Energiepolitik als Nagelprobe
Bei bürgerlichen Politikern geniesst der designierte Präsident viel Goodwill. Karrer komme aus einem öffentlichen Betrieb und sei daher gut mit Wirtschaft und Politik vernetzt, sagt FDP-Fraktionschefin Gabi Huber. Karrers Aufgabe werde unter anderem darin bestehen, die Glaubwürdigkeit des Verbands wieder zu festigen. «Die Wirtschaft muss wieder mit einer Stimme sprechen», sagt Konrad Graber (CVP/LU), Präsident der ständerätlichen Wirtschaftskommission. Dass die Economiesuisse einen amtierenden CEO für das Präsidium gewonnen habe, wertet er als starkes Zeichen. Für Karrer bedeute der Wechsel allerdings eine Umstellung. Die Verbandsspitze könne nicht alles selbst entscheiden, sondern müsse stark integrierend wirken. «Daran hat es bisher gekrankt», so Graber. Nagelprobe werde sein, wie sich Karrer zur Energiepolitik äussere. Dabei werde er nicht nur sein Fachwissen, sondern auch politische Aspekte berücksichtigen müssen. Die Economiesuisse müsse sich wieder aufs Wesentliche konzentrieren, findet Ständerat Hannes Germann (SVP/SH). Sie sei zudem vor allem als Vertreterin der Banken und der Grosskonzerne wahrgenommen worden. «Sie muss wieder vermehrt die Basis ansprechen.» Wünschenswert sei auch, dass sie mit Gewerbe- und Arbeitgeberverband besser zusammenarbeite.

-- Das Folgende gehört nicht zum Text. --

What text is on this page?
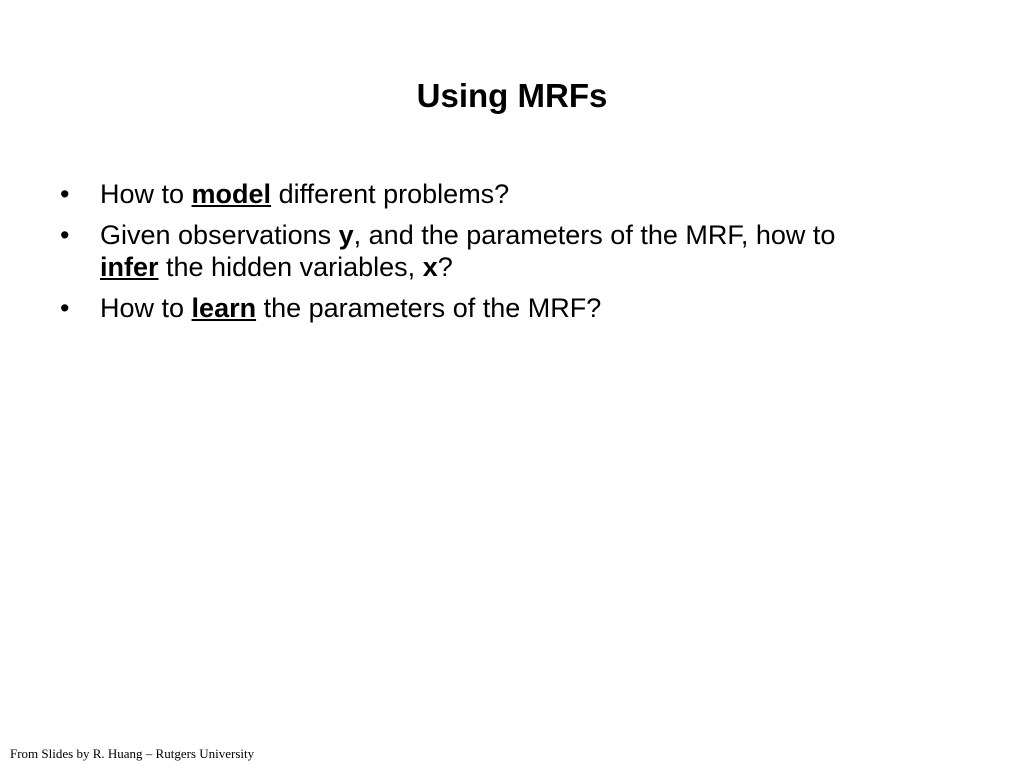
Using MRFs
•	How to model different problems?
•	Given observations y, and the parameters of the MRF, how to
infer the hidden variables, x?
•	How to learn the parameters of the MRF?
From Slides by R. Huang – Rutgers University
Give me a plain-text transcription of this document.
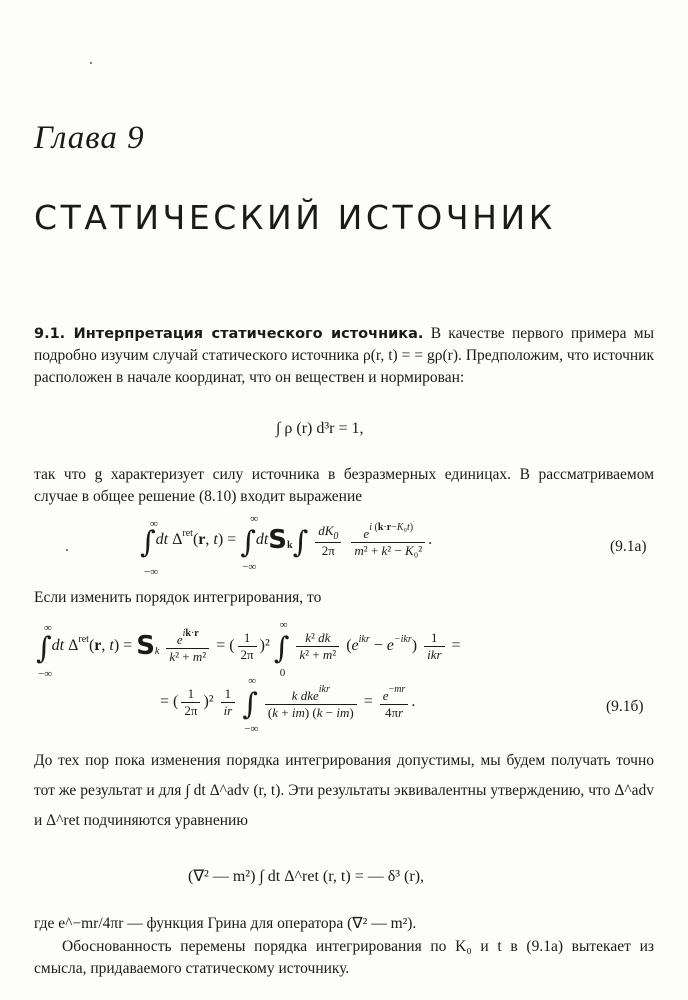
Глава 9
СТАТИЧЕСКИЙ ИСТОЧНИК
9.1. Интерпретация статического источника. В качестве первого примера мы подробно изучим случай статического источника ρ(r, t) = = gρ(r). Предположим, что источник расположен в начале координат, что он веществен и нормирован:
∫ ρ (r) d³r = 1,
так что g характеризует силу источника в безразмерных единицах. В рассматриваемом случае в общее решение (8.10) входит выражение
∞
−∞
∫dt $\Delta^{ret}(r$, t) =
∞
−∞
$\int dtS_k\int \frac{dK_0}{2\pi}$
$\frac{e^{i (k\cdot r-K_0t)}}{\text{m² + k² − K₀²}}$ .	(9.1a)
Если изменить порядок интегрирования, то
∞
−∞
∫dt $\Delta^{ret}(r$, $t) = S_k \frac{e^{ik\cdot r}}{\text{k² + m²}}$ = ( $\frac{1}{2\pi} )^2$
∞
0
∫ $\frac{\text{k² dk}}{\text{k² + m²}} (e^{ikr} - e^{-ikr}) \frac{1}{\text{ikr}}$ =
= ( $\frac{1}{2\pi} )^2 \frac{1}{ir}$

∞
−∞
∫ $\frac{k dke^{ikr}}{(k + im) (k - im)} = \frac{e^{-mr}}{4\pi r}$ .	(9.1б)
До тех пор пока изменения порядка интегрирования допустимы, мы будем получать точно тот же результат и для ∫ dt Δ^adv (r, t). Эти результаты эквивалентны утверждению, что Δ^adv и Δ^ret подчиняются уравнению
(∇² — m²) ∫ dt Δ^ret (r, t) = — δ³ (r),
где e^−mr/4πr — функция Грина для оператора (∇² — m²).
Обоснованность перемены порядка интегрирования по K₀ и t в (9.1a) вытекает из смысла, придаваемого статическому источнику.
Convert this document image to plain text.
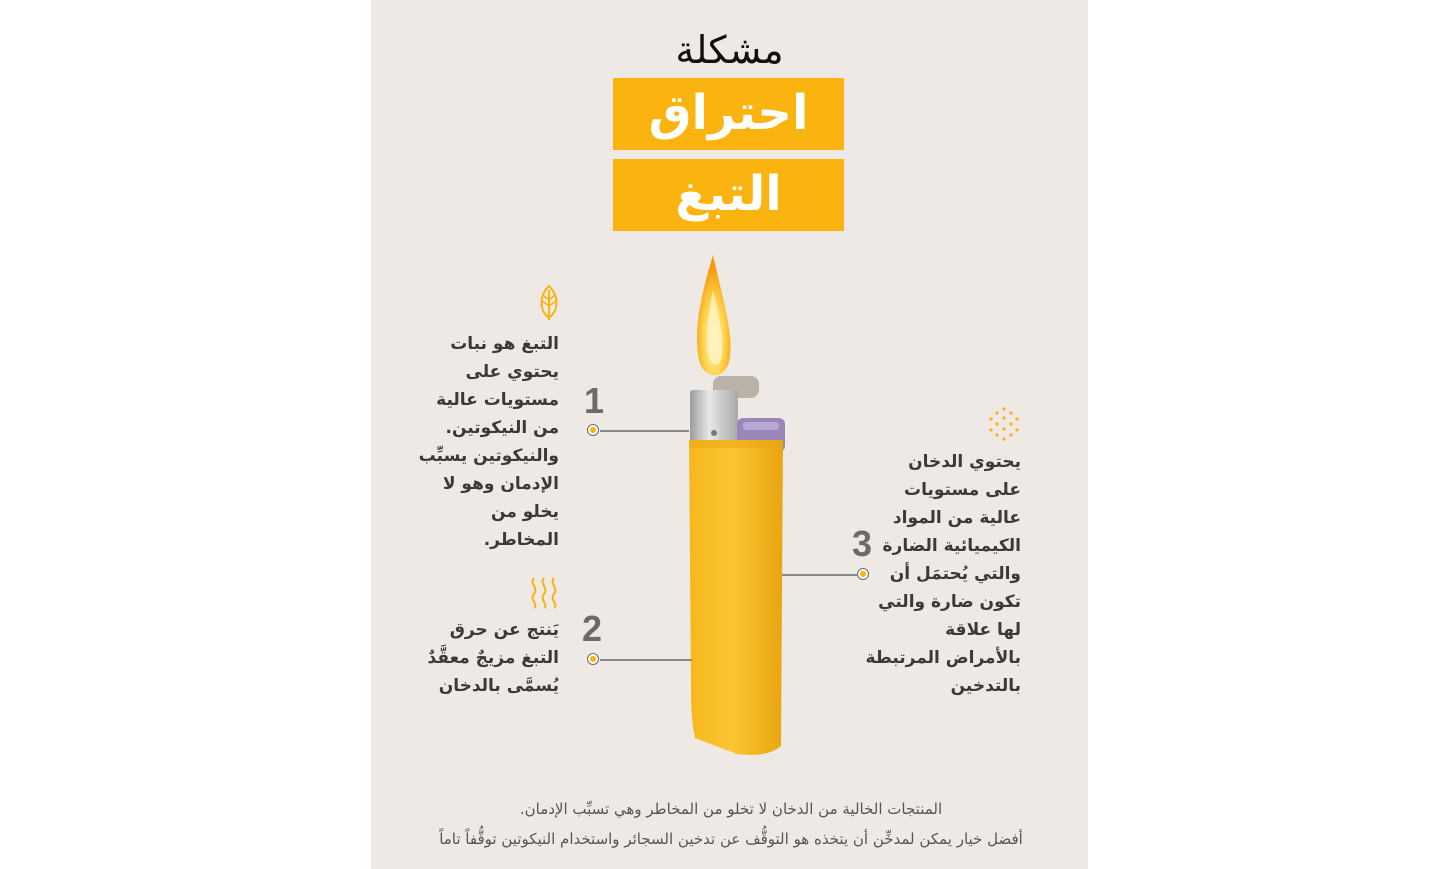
مشكلة
احتراق
التبغ
التبغ هو نبات
يحتوي على
مستويات عالية
من النيكوتين.
والنيكوتين يسبِّب
الإدمان وهو لا
يخلو من المخاطر.
1
يَنتج عن حرق
التبغ مزيجٌ معقَّدٌ
يُسمَّى بالدخان
2
يحتوي الدخان
على مستويات
عالية من المواد
الكيميائية الضارة
والتي يُحتمَل أن
تكون ضارة والتي
لها علاقة
بالأمراض المرتبطة
بالتدخين
3
المنتجات الخالية من الدخان لا تخلو من المخاطر وهي تسبِّب الإدمان.
أفضل خيار يمكن لمدخِّن أن يتخذه هو التوقُّف عن تدخين السجائر واستخدام النيكوتين توقُّفاً تاماً
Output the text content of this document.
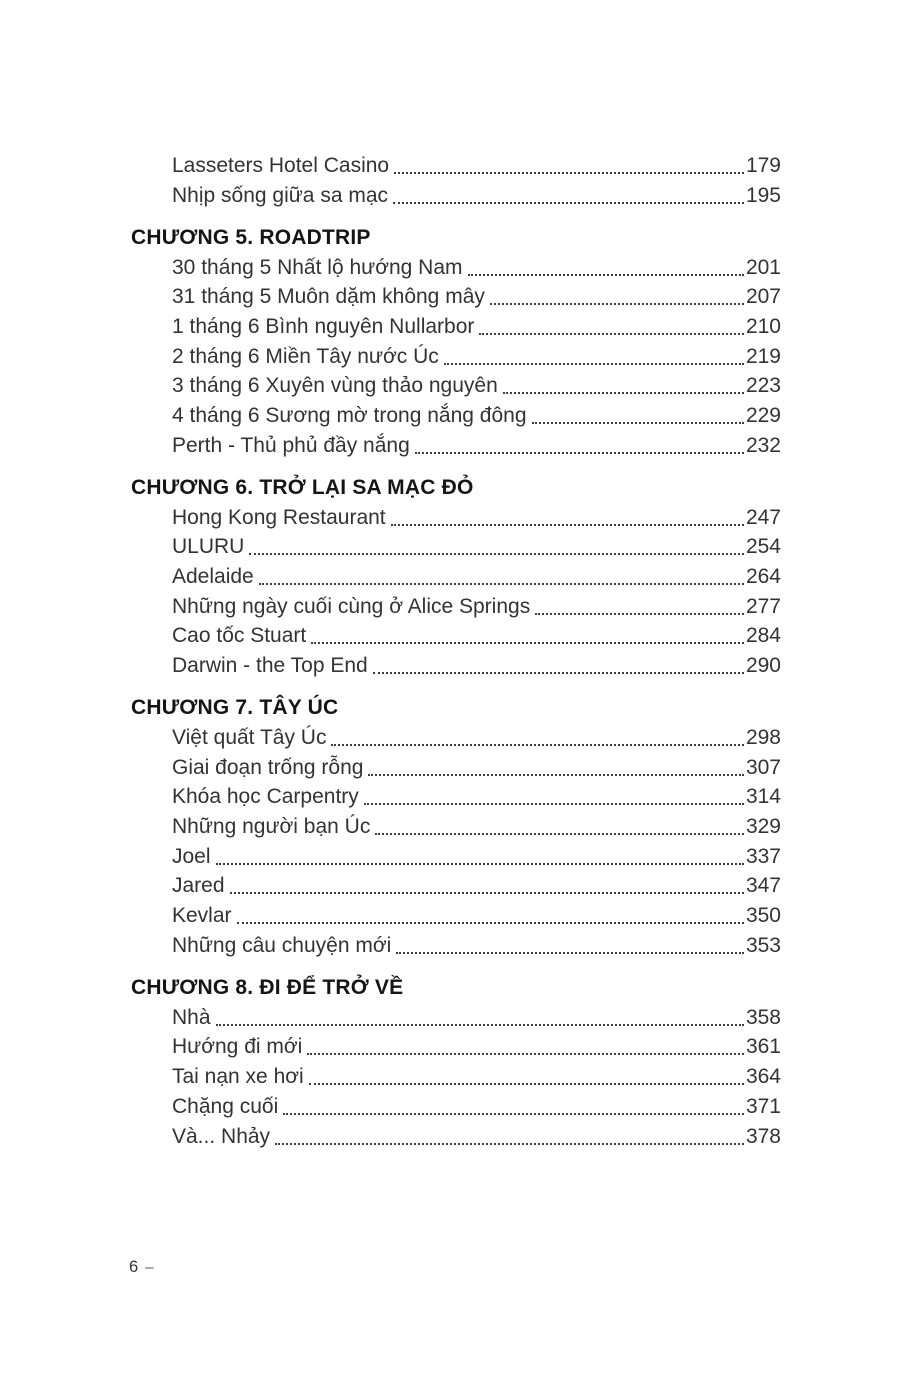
Lasseters Hotel Casino	179
Nhịp sống giữa sa mạc	195
CHƯƠNG 5. ROADTRIP
30 tháng 5 Nhất lộ hướng Nam	201
31 tháng 5 Muôn dặm không mây	207
1 tháng 6 Bình nguyên Nullarbor	210
2 tháng 6 Miền Tây nước Úc	219
3 tháng 6 Xuyên vùng thảo nguyên	223
4 tháng 6 Sương mờ trong nắng đông	229
Perth - Thủ phủ đầy nắng	232
CHƯƠNG 6. TRỞ LẠI SA MẠC ĐỎ
Hong Kong Restaurant	247
ULURU	254
Adelaide	264
Những ngày cuối cùng ở Alice Springs	277
Cao tốc Stuart	284
Darwin - the Top End	290
CHƯƠNG 7. TÂY ÚC
Việt quất Tây Úc	298
Giai đoạn trống rỗng	307
Khóa học Carpentry	314
Những người bạn Úc	329
Joel	337
Jared	347
Kevlar	350
Những câu chuyện mới	353
CHƯƠNG 8. ĐI ĐỂ TRỞ VỀ
Nhà	358
Hướng đi mới	361
Tai nạn xe hơi	364
Chặng cuối	371
Và... Nhảy	378
6 –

Nicht offen für Energiewende
Auf Skepsis stösst die Kandidatur im linken Lager. Karrer habe für klimaschädliche Gasimporte und eine AKW-Lebensdauer von über 60 Jahren gekämpft, kritisiert Swissolar-Präsident und Nationalrat Roger Nordmann (SP/VD). «Er wird nun diese rückwärtsgewandten Positionen politisch durchzusetzen versuchen.» Nationalrat Louis Schelbert (Grüne/LU) befürchtet, «dass die Economiesuisse für eine rasche Energiewende zu wenig offen sein wird».
Karrer schweigt
Karrer selbst will sich bis zur Wahl nicht äussern. Gemäss einer schriftlichen Erklärung gab es für ihn eigentlich keinen Grund, die Axpo zu verlassen. Erst nach intensiven Gesprächen habe er sich dazu entschieden. «Ich komme langsam in das Alter, in dem man sich überlegt, ob man nicht noch einmal etwas Neues anpacken sollte.»